Banca d’Italia, dagli aiuti ricadute fino al 3% del Pil
Intanto da Banca d’Italia arrivano le prime stime sull’impatto che il Recovery Fund avrà sulla congiuntura del nostro Paese. I 209 miliardi di euro degli aiuti per la ripresa post-Covid, secondo quanto ha affermato Fabrizio Balassone – capo dei servizi della struttura di Via Nazionale - in un’audizione alla Camera, potrebbero generare ricadute comprese tra l’1,5 e il 3% (entro il 2025). Per ricevere questi benefici, che potrebbero essere significativi, l'Italia deve però compiere uno sforzo straordinario nell'attività di pianificazione e una capacità di realizzazione che non sempre ha dimostrato di possedere.
T. Rowe Price, perché questo accordo è diverso
Tornando all’analisi dell’economista di T. Rowe Price, il fatto che l’accordo (sul Recovery Fund) di tale portata sia stato firmato dopo solo un round di negoziati è stato sorprendente rispetto al passato. Ma perché è stato diverso ed è stato possibile? Per più motivi. Primo, i leader europei hanno imparato che rimandare le decisioni può comportare soluzioni più onerose. Secondo, la Cancelliera tedesca Angela Merkel, attualmente alla Presidenza, ha forti poteri di persuasione. Terzo, i negoziati sono avvenuti in contemporanea a quelli sul bilancio UE, rendendo possibili le concessioni finanziarie necessarie.
L’uscita del Regno Unito ha spostato la bilancia a Sud
Infine, è stato il primo summit rilevante senza la partecipazione del Regno Unito. Tale assenza ha comportato uno spostamento del potere politico dai Paesi del Nord a quelli del Sud Europa, rendendo più difficoltosa l’imposizione di ostacoli alle spese. L’NGEU, inoltre, ha senso sia da una prospettiva di bilancio sia in chiave politica: una risposta fiscale forte e sincronizzata aiuterà a sostenere l’economia europea e a limitare la portata dei deficit fiscali futuri. Il fondo tuttavia non può rappresentare una bacchetta magica e non risolverà automaticamente tutti i maggiori problemi strutturali accusati dall’Unione europea.

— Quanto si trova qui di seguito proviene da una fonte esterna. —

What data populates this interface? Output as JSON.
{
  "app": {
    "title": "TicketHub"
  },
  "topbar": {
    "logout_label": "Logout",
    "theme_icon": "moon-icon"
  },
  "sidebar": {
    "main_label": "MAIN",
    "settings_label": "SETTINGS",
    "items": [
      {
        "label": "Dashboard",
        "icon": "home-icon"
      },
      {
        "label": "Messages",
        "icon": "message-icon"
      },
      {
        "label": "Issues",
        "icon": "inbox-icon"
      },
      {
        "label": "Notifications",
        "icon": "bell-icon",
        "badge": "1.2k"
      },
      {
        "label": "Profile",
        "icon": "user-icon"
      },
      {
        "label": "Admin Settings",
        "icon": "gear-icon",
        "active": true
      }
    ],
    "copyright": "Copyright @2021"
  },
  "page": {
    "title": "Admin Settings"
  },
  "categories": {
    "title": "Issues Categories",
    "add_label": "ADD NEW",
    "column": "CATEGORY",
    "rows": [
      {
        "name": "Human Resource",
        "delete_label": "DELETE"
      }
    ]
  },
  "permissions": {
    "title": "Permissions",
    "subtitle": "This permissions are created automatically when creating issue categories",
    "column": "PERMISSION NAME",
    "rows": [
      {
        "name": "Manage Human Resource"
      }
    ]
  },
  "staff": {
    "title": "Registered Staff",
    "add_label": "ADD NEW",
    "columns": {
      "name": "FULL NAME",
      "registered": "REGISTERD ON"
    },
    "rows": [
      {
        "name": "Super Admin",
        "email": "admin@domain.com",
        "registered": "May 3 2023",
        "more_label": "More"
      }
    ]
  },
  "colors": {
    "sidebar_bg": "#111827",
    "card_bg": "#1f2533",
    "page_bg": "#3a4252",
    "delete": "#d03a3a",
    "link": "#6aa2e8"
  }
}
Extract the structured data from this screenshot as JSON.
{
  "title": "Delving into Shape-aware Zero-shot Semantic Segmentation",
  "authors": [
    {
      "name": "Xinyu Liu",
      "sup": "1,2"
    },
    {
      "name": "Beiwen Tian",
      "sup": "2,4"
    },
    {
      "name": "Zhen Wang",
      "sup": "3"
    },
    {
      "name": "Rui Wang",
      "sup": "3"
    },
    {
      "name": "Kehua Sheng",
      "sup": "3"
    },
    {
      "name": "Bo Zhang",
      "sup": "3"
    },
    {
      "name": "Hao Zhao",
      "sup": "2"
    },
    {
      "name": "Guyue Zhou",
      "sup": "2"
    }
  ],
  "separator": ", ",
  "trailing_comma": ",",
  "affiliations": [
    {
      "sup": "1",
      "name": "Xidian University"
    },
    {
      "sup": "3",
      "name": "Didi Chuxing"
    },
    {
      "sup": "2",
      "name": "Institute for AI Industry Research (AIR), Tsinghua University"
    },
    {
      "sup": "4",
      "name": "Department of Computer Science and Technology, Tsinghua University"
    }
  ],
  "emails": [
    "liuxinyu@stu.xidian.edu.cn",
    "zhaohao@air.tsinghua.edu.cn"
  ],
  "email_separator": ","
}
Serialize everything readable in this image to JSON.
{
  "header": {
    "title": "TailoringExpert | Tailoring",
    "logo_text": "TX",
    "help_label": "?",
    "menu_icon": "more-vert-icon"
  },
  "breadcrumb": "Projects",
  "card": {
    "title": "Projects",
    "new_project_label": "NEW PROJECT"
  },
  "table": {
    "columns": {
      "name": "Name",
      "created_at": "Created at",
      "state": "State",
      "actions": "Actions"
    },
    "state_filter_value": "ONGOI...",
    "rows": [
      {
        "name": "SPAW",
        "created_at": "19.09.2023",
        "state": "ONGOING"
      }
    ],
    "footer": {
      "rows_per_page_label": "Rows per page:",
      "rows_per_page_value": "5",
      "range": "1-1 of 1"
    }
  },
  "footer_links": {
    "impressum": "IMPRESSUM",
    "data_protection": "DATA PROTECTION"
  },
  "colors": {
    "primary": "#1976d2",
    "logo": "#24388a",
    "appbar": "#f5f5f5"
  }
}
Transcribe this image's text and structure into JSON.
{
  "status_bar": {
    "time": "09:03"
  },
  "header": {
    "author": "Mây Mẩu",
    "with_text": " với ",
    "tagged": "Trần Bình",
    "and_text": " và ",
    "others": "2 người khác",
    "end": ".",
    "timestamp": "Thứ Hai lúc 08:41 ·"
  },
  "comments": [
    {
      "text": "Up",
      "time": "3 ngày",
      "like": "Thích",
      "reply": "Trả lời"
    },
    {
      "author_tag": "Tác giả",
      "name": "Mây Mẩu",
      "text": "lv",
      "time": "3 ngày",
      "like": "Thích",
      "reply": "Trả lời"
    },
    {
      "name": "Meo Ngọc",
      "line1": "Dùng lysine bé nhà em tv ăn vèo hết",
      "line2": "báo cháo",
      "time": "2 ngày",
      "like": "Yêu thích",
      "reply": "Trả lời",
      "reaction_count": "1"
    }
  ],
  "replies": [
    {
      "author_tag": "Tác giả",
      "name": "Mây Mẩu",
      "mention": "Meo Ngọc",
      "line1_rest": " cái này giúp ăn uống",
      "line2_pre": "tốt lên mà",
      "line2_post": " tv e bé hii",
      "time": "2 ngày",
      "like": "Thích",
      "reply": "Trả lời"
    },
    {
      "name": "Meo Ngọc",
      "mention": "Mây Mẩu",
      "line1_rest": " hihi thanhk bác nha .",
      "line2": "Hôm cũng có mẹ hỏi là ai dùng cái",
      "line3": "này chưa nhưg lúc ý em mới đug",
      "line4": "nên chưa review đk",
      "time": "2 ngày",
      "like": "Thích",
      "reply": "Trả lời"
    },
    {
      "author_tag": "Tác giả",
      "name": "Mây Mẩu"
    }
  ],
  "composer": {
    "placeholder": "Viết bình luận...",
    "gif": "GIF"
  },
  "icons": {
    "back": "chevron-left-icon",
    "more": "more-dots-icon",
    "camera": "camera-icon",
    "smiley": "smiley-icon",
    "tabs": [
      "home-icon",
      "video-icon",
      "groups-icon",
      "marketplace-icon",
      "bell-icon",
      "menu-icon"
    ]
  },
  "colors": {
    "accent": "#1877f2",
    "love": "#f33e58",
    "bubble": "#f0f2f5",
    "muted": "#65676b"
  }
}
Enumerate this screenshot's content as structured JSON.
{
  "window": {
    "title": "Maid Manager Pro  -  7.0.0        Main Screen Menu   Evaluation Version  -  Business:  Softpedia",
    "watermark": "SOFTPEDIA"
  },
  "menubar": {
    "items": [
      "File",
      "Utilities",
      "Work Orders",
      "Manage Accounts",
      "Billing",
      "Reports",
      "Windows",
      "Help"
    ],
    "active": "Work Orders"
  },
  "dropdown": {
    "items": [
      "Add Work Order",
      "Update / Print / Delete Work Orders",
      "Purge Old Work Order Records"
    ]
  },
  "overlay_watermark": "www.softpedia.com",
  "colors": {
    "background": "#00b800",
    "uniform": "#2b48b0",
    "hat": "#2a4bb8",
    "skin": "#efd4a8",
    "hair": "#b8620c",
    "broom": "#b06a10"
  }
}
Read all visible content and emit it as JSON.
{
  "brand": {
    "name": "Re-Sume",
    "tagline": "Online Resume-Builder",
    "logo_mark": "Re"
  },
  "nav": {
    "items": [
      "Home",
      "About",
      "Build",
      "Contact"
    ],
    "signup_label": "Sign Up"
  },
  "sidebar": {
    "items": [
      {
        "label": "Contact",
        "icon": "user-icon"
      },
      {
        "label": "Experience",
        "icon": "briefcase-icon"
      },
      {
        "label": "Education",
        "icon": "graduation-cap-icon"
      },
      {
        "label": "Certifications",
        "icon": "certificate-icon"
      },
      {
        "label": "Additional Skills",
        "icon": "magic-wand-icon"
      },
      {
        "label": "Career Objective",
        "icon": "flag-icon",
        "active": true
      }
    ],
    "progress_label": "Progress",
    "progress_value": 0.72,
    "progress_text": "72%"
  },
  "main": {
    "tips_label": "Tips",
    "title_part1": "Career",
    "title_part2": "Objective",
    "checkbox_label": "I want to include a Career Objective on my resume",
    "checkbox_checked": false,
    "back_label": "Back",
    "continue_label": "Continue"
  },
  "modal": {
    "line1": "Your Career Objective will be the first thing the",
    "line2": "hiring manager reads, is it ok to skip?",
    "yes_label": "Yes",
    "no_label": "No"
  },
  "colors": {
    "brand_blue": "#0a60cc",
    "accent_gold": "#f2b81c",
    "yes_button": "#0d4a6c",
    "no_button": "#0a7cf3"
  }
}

I dubbi sui Governi futuri
Sebbene le sovvenzioni saranno legate alle riforme macroeconomiche in principio, non è chiaro – sottolinea ancora Wieladek - se tali riforme saranno sufficientemente ambiziose per aiutare i Paesi a generare un potenziale di crescita di lungo termine più elevato. All’opposto, l’implementazione delle riforme potrebbe peggiorare la situazione nel breve periodo. E comunque, aggiunge, idealmente i capitali saranno dispiegati ‘oggi’ a fronte della promessa credibile di attuare le riforme fra cinque anni. Ma qualsiasi promessa rischia di mancare di credibilità, dato che è difficile per i Governi di oggi stabilire cosa faranno quelli futuri.